Perhaps you wondered whether they knew about concrete in antiquity, and who among the ancient civilizations was the first to use concrete. Opinions on this issue diverge.
Indeed, more blocks of the great Egyptian pyramids were joined by a grouting mortar similar in properties to concrete. There is an opinion that the blocks of the Egyptian pyramids were cast in place into molds made of a material similar in properties to concrete. Similar mortars were also used in the construction of brick buildings in Ancient Mesopotamia. A masonry of the Great Wall of China is cemented with a solution based on rice and pounded lime. But ...
All these solutions are not waterproof! And concrete is necessarily a waterproof material by definition.
By this real discoverer of this concrete on the basis of cement, the Roman Empire can be rightfully considered. The Romans did not know the art of making artificial concrete, but thanks to the natural outputs of the pozzolana (volcanic ash deposits) and the route they found in the Eifel area (hardened volcanic ash deposits). Mixing these materials with lime, they received almost modern cement, and adding sand, gravel and stone, they created real concrete!
True, and there could not have been without intrigue ... Most likely, the Romans received a recipe for concrete from the Etruscans (a tribe living in northern Italy), who were conquered and assimilated. Already the Etruscans used concrete on the basis of "Roman concrete" in the masonry of buildings.

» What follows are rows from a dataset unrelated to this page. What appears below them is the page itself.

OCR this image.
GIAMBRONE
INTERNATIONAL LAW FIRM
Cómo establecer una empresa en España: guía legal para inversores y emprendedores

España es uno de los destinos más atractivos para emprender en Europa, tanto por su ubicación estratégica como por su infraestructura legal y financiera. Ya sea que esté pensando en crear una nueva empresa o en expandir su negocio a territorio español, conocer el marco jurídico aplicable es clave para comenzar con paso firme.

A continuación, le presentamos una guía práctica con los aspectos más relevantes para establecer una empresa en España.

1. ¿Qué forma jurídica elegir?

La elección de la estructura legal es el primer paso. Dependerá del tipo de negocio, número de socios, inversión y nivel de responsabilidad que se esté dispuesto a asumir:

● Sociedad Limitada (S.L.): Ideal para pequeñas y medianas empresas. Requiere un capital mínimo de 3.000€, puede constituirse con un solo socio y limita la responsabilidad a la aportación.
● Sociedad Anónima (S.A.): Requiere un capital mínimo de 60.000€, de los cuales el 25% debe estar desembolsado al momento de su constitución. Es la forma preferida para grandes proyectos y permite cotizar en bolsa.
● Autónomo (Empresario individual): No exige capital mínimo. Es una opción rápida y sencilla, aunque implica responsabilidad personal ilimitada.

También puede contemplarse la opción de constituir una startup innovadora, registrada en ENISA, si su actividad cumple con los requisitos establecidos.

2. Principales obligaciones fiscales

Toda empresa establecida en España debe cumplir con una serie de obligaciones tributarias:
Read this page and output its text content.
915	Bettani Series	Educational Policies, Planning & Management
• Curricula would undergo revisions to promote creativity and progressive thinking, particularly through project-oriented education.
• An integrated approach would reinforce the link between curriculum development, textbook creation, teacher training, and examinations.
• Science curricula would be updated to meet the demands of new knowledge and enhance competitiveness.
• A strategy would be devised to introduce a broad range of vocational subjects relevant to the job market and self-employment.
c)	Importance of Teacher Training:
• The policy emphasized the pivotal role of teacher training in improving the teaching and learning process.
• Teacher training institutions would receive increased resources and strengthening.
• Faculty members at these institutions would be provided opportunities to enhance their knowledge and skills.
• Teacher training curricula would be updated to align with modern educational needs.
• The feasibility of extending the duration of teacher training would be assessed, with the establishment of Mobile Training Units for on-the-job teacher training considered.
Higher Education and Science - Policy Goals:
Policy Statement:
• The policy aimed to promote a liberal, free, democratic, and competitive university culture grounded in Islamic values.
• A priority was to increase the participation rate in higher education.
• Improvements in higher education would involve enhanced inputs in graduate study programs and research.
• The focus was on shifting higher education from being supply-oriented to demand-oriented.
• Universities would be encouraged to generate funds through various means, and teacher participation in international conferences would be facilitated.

However, the Romans not only significantly improved the quality of their concrete (by adding Vesuvius slag), but also mastered almost all modern uses of concrete!

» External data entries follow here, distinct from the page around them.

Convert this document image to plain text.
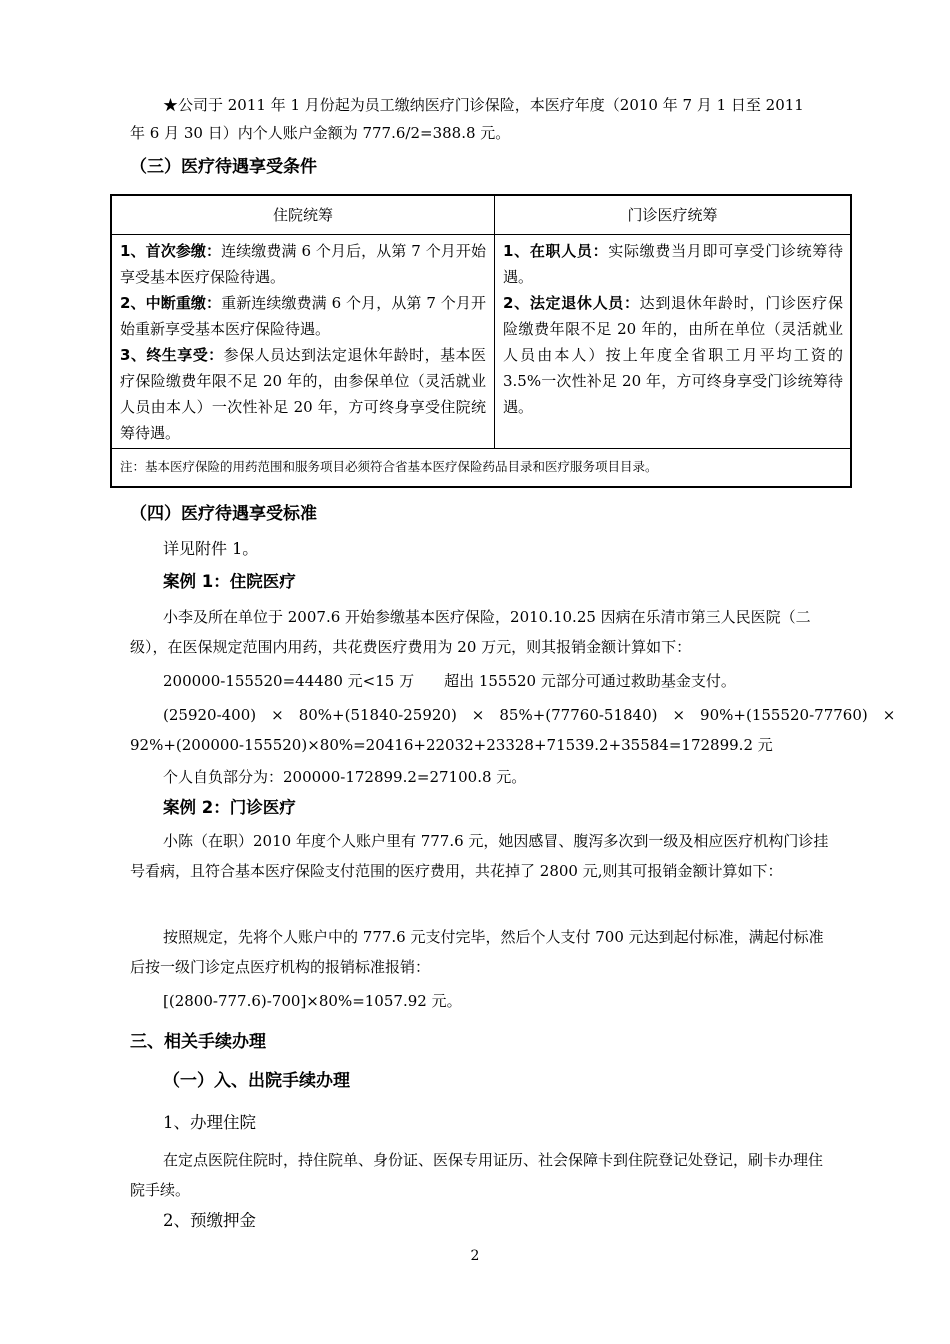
★公司于 2011 年 1 月份起为员工缴纳医疗门诊保险，本医疗年度（2010 年 7 月 1 日至 2011

年 6 月 30 日）内个人账户金额为 777.6/2=388.8 元。

（三）医疗待遇享受条件

住院统筹	门诊医疗统筹
1、首次参缴：连续缴费满 6 个月后，从第 7 个月开始享受基本医疗保险待遇。
2、中断重缴：重新连续缴费满 6 个月，从第 7 个月开始重新享受基本医疗保险待遇。
3、终生享受：参保人员达到法定退休年龄时，基本医疗保险缴费年限不足 20 年的，由参保单位（灵活就业人员由本人）一次性补足 20 年，方可终身享受住院统筹待遇。
1、在职人员：实际缴费当月即可享受门诊统筹待遇。
2、法定退休人员：达到退休年龄时，门诊医疗保险缴费年限不足 20 年的，由所在单位（灵活就业人员由本人）按上年度全省职工月平均工资的 3.5%一次性补足 20 年，方可终身享受门诊统筹待遇。
注：基本医疗保险的用药范围和服务项目必须符合省基本医疗保险药品目录和医疗服务项目目录。

（四）医疗待遇享受标准

详见附件 1。

案例 1：住院医疗

小李及所在单位于 2007.6 开始参缴基本医疗保险，2010.10.25 因病在乐清市第三人民医院（二级），在医保规定范围内用药，共花费医疗费用为 20 万元，则其报销金额计算如下：

200000-155520=44480 元<15 万　　超出 155520 元部分可通过救助基金支付。

(25920-400)　×　80%+(51840-25920)　×　85%+(77760-51840)　×　90%+(155520-77760)　×

92%+(200000-155520)×80%=20416+22032+23328+71539.2+35584=172899.2 元

个人自负部分为：200000-172899.2=27100.8 元。

案例 2：门诊医疗

小陈（在职）2010 年度个人账户里有 777.6 元，她因感冒、腹泻多次到一级及相应医疗机构门诊挂号看病，且符合基本医疗保险支付范围的医疗费用，共花掉了 2800 元,则其可报销金额计算如下：

按照规定，先将个人账户中的 777.6 元支付完毕，然后个人支付 700 元达到起付标准，满起付标准后按一级门诊定点医疗机构的报销标准报销：

[(2800-777.6)-700]×80%=1057.92 元。

三、相关手续办理

（一）入、出院手续办理

1、办理住院

在定点医院住院时，持住院单、身份证、医保专用证历、社会保障卡到住院登记处登记，刷卡办理住院手续。

2、预缴押金

2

First of all, they began to make floodplain foundations and walls of large buildings. As a rule, brickwork was laid out an immovable formwork of the wall, into which, as far as the erection and pouring of concrete.
Later, the Romans learned how to make flood structures with removable formwork using concrete. The dome of the ancient Roman Pantheon, is still the largest object made of concrete without the use of reinforcement! Without conditionality, there were also larger objects destroyed in the years of the fall of Rome.
They also owned the technology of making slabs and blocks of concrete. In particular, the method of underground carburizing was known. Lime burned, extinguished, mixed with sand or other additives, then poured the resulting mass of a layer of large gravel and covered with earth. Without penetration of air, the construction froze for a year or two, and became solid, like granite.
Of concrete built houses, baths, aqueducts, fortresses, piers, bridges. Thanks to the high performance characteristics of Roman concrete and the virtuosic execution of well-proven engineering solutions, such masterpieces of world architecture as the Colosseum amphitheater and the temple dedicated to the gods of Olympus Pantheon have survived to this day.
However, the Romans did not comprehend the technology of artificial cement, and therefore of full-value concrete. Hydrostatic properties of concrete materials occur when materials are fired at temperatures above 1400 degrees. The Romans used natural materials of volcanic origin. And only in 1824 Joseph Aspdin received a patent for Portland cement, the first full-fledged artificial concrete.